Quel homme n’a pas été ému à la pensée de l’esclavage ? et qui n’est pas surpris de voir une telle iniquité à la base des civilisations antiques ! Comment ne pas chercher l’explication d’un fait qui a régné quatre mille ans : les deux tiers de l’histoire de l’homme ? L’historien demande à bon droit si le travail libre n’aurait pas été préférable au travail servile, le travail sans le fouet, à un travail sans gloire et sans consolation.

D’abord, ne nous étonnons point si l’économique, après avoir recueilli les faits, est obligé de remonter dans la morale pour en saisir l’explication, comme la morale est elle-même obligée de remonter au dogme pour retrouver la théorie définitive. Les hommes ont divisé les sciences ; au fond, il n’y en a qu’une : celle qui rattache l’homme aux lois ineffables de l’Être qui l’a constitué.

La civilisation antique n’a pas fait ce qu’elle a voulu : elle a pris la nature humaine telle que la Chute l’a laissée. Les hommes ne délibèrent pas sur la société qu’ils auront ; celle-ci se met au niveau de leur état moral. Au sein de la Gentilité, les vices et l’égoïsme étaient dans toute leur puissance. Aussi n’est-ce point parce que l’esclavage subsistait que le travail n’était pas libre ; c’était parce que, en soi, l’homme n’était pas assez libre et refusait de travailler, que l’esclavage subsistait.

C’est ce qui arrive encore de nos jours. Dès qu’on affranchit des esclaves sans préparation, sans qu’ils aient acquis un certain degré de liberté morale, on est forcé de les contraindre même à ramasser la récolte qui doit les nourrir. Ce fait ne cesse de tenir dans l’étonnement ceux qui avaient rêvé avec Rousseau « l’homme né libre » ou l’état de nature.

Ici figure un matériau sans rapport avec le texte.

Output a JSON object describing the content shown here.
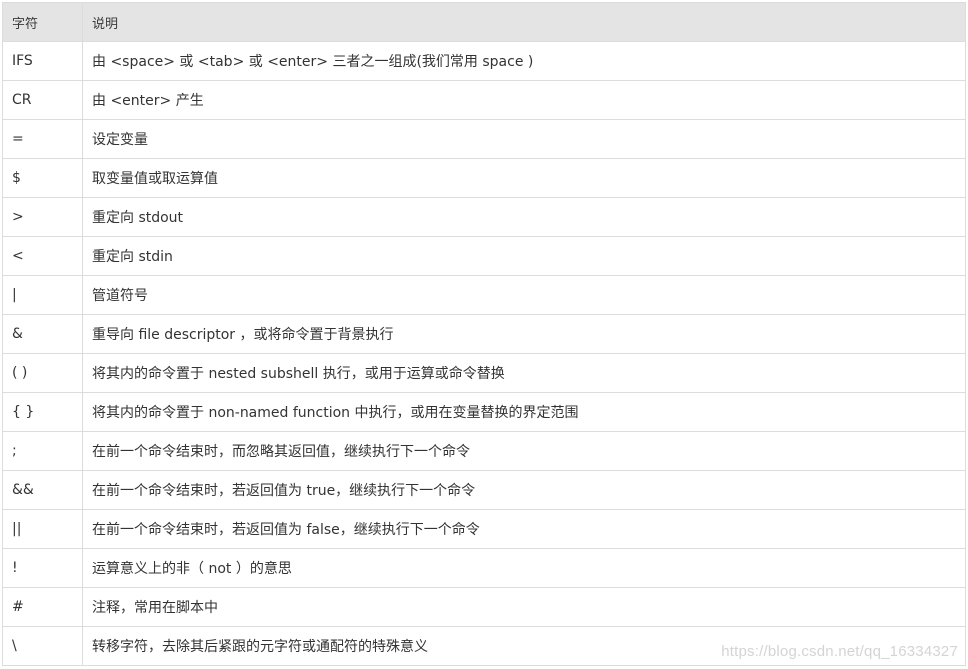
{
  "table": {
    "headers": [
      "字符",
      "说明"
    ],
    "rows": [
      {
        "char": "IFS",
        "desc": "由 <space> 或 <tab> 或 <enter> 三者之一组成(我们常用 space )"
      },
      {
        "char": "CR",
        "desc": "由 <enter> 产生"
      },
      {
        "char": "=",
        "desc": "设定变量"
      },
      {
        "char": "$",
        "desc": "取变量值或取运算值"
      },
      {
        "char": ">",
        "desc": "重定向 stdout"
      },
      {
        "char": "<",
        "desc": "重定向 stdin"
      },
      {
        "char": "|",
        "desc": "管道符号"
      },
      {
        "char": "&",
        "desc": "重导向 file descriptor ，或将命令置于背景执行"
      },
      {
        "char": "( )",
        "desc": "将其内的命令置于 nested subshell 执行，或用于运算或命令替换"
      },
      {
        "char": "{ }",
        "desc": "将其内的命令置于 non-named function 中执行，或用在变量替换的界定范围"
      },
      {
        "char": ";",
        "desc": "在前一个命令结束时，而忽略其返回值，继续执行下一个命令"
      },
      {
        "char": "&&",
        "desc": "在前一个命令结束时，若返回值为 true，继续执行下一个命令"
      },
      {
        "char": "||",
        "desc": "在前一个命令结束时，若返回值为 false，继续执行下一个命令"
      },
      {
        "char": "!",
        "desc": "运算意义上的非（ not ）的意思"
      },
      {
        "char": "#",
        "desc": "注释，常用在脚本中"
      },
      {
        "char": "\\",
        "desc": "转移字符，去除其后紧跟的元字符或通配符的特殊意义"
      }
    ]
  },
  "watermark": "https://blog.csdn.net/qq_16334327"
}
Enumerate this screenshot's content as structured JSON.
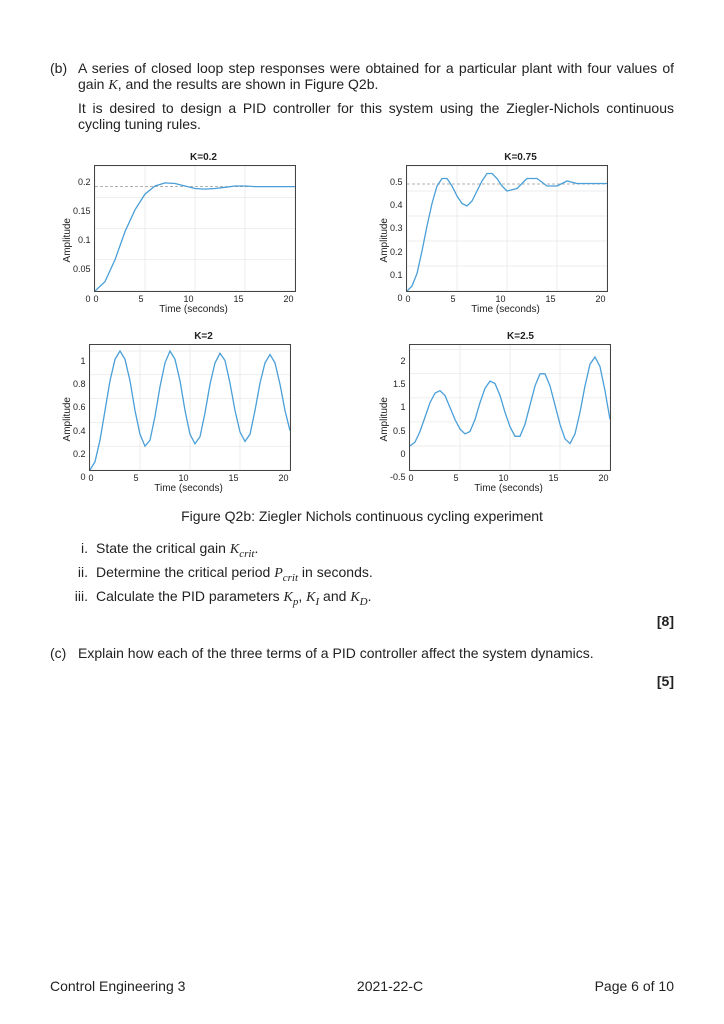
{
  "part_b": {
    "label": "(b)",
    "para1": "A series of closed loop step responses were obtained for a particular plant with four values of gain K, and the results are shown in Figure Q2b.",
    "para2": "It is desired to design a PID controller for this system using the Ziegler-Nichols continuous cycling tuning rules."
  },
  "figure_caption": "Figure Q2b: Ziegler Nichols continuous cycling experiment",
  "sub_i": {
    "label": "i.",
    "text": "State the critical gain "
  },
  "sub_i_sym": "K",
  "sub_i_sub": "crit",
  "sub_ii": {
    "label": "ii.",
    "text": "Determine the critical period ",
    "text2": " in seconds."
  },
  "sub_ii_sym": "P",
  "sub_ii_sub": "crit",
  "sub_iii": {
    "label": "iii.",
    "text": "Calculate the PID parameters "
  },
  "sub_iii_k": "K",
  "sub_iii_p": "p",
  "sub_iii_i": "I",
  "sub_iii_d": "D",
  "sub_iii_and": " and ",
  "sub_iii_sep": ", ",
  "marks_b": "[8]",
  "part_c": {
    "label": "(c)",
    "text": "Explain how each of the three terms of a PID controller affect the system dynamics."
  },
  "marks_c": "[5]",
  "footer": {
    "left": "Control Engineering 3",
    "mid": "2021-22-C",
    "right_prefix": "Page  ",
    "right_page": "6 of 10"
  },
  "chart_common": {
    "xlabel": "Time (seconds)",
    "ylabel": "Amplitude",
    "xticks": [
      "0",
      "5",
      "10",
      "15",
      "20"
    ],
    "xrange": [
      0,
      20
    ]
  },
  "chart_data": [
    {
      "type": "line",
      "title": "K=0.2",
      "yticks": [
        "0",
        "0.05",
        "0.1",
        "0.15",
        "0.2"
      ],
      "yrange": [
        0,
        0.2
      ],
      "dashed_level": 0.167,
      "x": [
        0,
        1,
        2,
        3,
        4,
        5,
        6,
        7,
        8,
        9,
        10,
        11,
        12,
        13,
        14,
        15,
        16,
        17,
        18,
        19,
        20
      ],
      "y": [
        0,
        0.015,
        0.05,
        0.095,
        0.13,
        0.155,
        0.168,
        0.173,
        0.172,
        0.168,
        0.164,
        0.163,
        0.164,
        0.166,
        0.168,
        0.168,
        0.167,
        0.167,
        0.167,
        0.167,
        0.167
      ]
    },
    {
      "type": "line",
      "title": "K=0.75",
      "yticks": [
        "0",
        "0.1",
        "0.2",
        "0.3",
        "0.4",
        "0.5"
      ],
      "yrange": [
        0,
        0.5
      ],
      "dashed_level": 0.428,
      "x": [
        0,
        0.5,
        1,
        1.5,
        2,
        2.5,
        3,
        3.5,
        4,
        4.5,
        5,
        5.5,
        6,
        6.5,
        7,
        7.5,
        8,
        8.5,
        9,
        9.5,
        10,
        11,
        12,
        13,
        14,
        15,
        16,
        17,
        18,
        19,
        20
      ],
      "y": [
        0,
        0.02,
        0.07,
        0.16,
        0.26,
        0.35,
        0.42,
        0.45,
        0.45,
        0.42,
        0.38,
        0.35,
        0.34,
        0.36,
        0.4,
        0.44,
        0.47,
        0.47,
        0.45,
        0.42,
        0.4,
        0.41,
        0.45,
        0.45,
        0.42,
        0.42,
        0.44,
        0.43,
        0.43,
        0.43,
        0.43
      ]
    },
    {
      "type": "line",
      "title": "K=2",
      "yticks": [
        "0",
        "0.2",
        "0.4",
        "0.6",
        "0.8",
        "1"
      ],
      "yrange": [
        0,
        1.05
      ],
      "x": [
        0,
        0.5,
        1,
        1.5,
        2,
        2.5,
        3,
        3.5,
        4,
        4.5,
        5,
        5.5,
        6,
        6.5,
        7,
        7.5,
        8,
        8.5,
        9,
        9.5,
        10,
        10.5,
        11,
        11.5,
        12,
        12.5,
        13,
        13.5,
        14,
        14.5,
        15,
        15.5,
        16,
        16.5,
        17,
        17.5,
        18,
        18.5,
        19,
        19.5,
        20
      ],
      "y": [
        0,
        0.07,
        0.25,
        0.5,
        0.75,
        0.93,
        1.0,
        0.93,
        0.75,
        0.5,
        0.3,
        0.2,
        0.25,
        0.45,
        0.7,
        0.9,
        1.0,
        0.93,
        0.75,
        0.5,
        0.3,
        0.22,
        0.28,
        0.48,
        0.72,
        0.9,
        0.98,
        0.92,
        0.73,
        0.5,
        0.32,
        0.24,
        0.3,
        0.5,
        0.73,
        0.9,
        0.97,
        0.9,
        0.72,
        0.5,
        0.33
      ]
    },
    {
      "type": "line",
      "title": "K=2.5",
      "yticks": [
        "-0.5",
        "0",
        "0.5",
        "1",
        "1.5",
        "2"
      ],
      "yrange": [
        -0.5,
        2.1
      ],
      "x": [
        0,
        0.5,
        1,
        1.5,
        2,
        2.5,
        3,
        3.5,
        4,
        4.5,
        5,
        5.5,
        6,
        6.5,
        7,
        7.5,
        8,
        8.5,
        9,
        9.5,
        10,
        10.5,
        11,
        11.5,
        12,
        12.5,
        13,
        13.5,
        14,
        14.5,
        15,
        15.5,
        16,
        16.5,
        17,
        17.5,
        18,
        18.5,
        19,
        19.5,
        20
      ],
      "y": [
        0,
        0.08,
        0.3,
        0.6,
        0.9,
        1.1,
        1.15,
        1.05,
        0.8,
        0.55,
        0.35,
        0.25,
        0.3,
        0.55,
        0.9,
        1.2,
        1.35,
        1.3,
        1.05,
        0.7,
        0.4,
        0.2,
        0.2,
        0.45,
        0.85,
        1.25,
        1.5,
        1.5,
        1.25,
        0.85,
        0.45,
        0.15,
        0.05,
        0.25,
        0.7,
        1.25,
        1.7,
        1.85,
        1.65,
        1.15,
        0.55
      ]
    }
  ]
}
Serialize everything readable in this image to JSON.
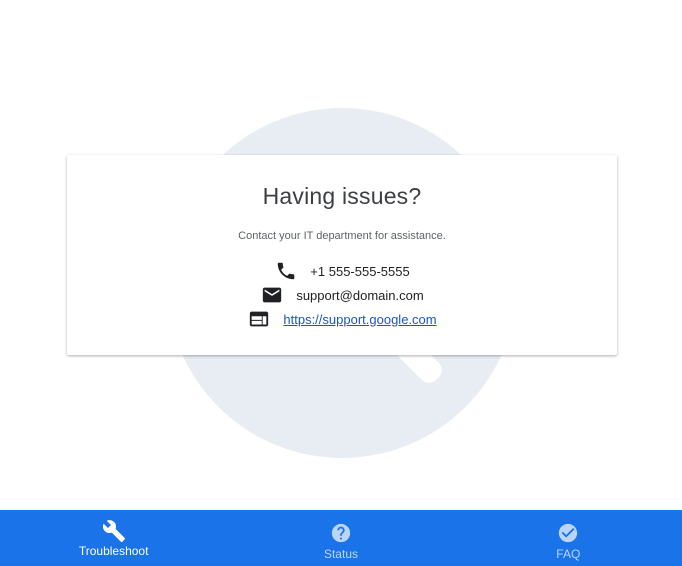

Partout on voit l’esclave, d’ailleurs si peu au dessus du sauvage, préférer, au travail qui le ferait vivre, la volupté et la paresse qui le laissent mourir. Les États-Unis du Sud viennent de jeter sur ce fait une triste lumière. L’organe français de l’Unité américaine a laissé tombé cet aveu : « Tout le bienfait que la race nègre va retirer de l’affranchissement, ce sera de disparaître entièrement du sol fécondé depuis deux siècles par ses sueurs. Les esclaves affranchis par le triomphe de l’Union meurent déjà par centaines. »

Pour le nègre affranchi, la liberté consiste à ne rien faire. L’esclavage assurait donc l’existence de l’esclave en le contraignant au travail. En général, là où il y a des esclaves, il faut choisir entre l’esclavage et l’extermination ; à moins que l’on n’appelle le Christianisme à son secours. Le procédé de la Révolution a fait de l’affranchissement une douleur nouvelle, et de la liberté un fléau. La Foi, rétablissant en nous la liberté, c’est-à-dire la force morale, peut seule faire acquérir à l’homme assez de cœur pour que, travaillant de lui-même et produisant sa subsistance, il ne soit plus esclave dans l’essence. Quelque odieux que soit le fait de l’esclavage, il en est un plus déplorable encore, c’est l’état de notre nature le rendant, hélas ! nécessaire.

On doit comprendre que, sans l’esclavage, la société païenne n’aurait pu subsister. Du travail servile sortit alors la production et, de la production, la population. Dans quelque condition que naisse un homme, il vaut toujours quelque chose ; mieux vaut qu’il soit que s’il n’était pas. Or, il s’agit ici de nations entières.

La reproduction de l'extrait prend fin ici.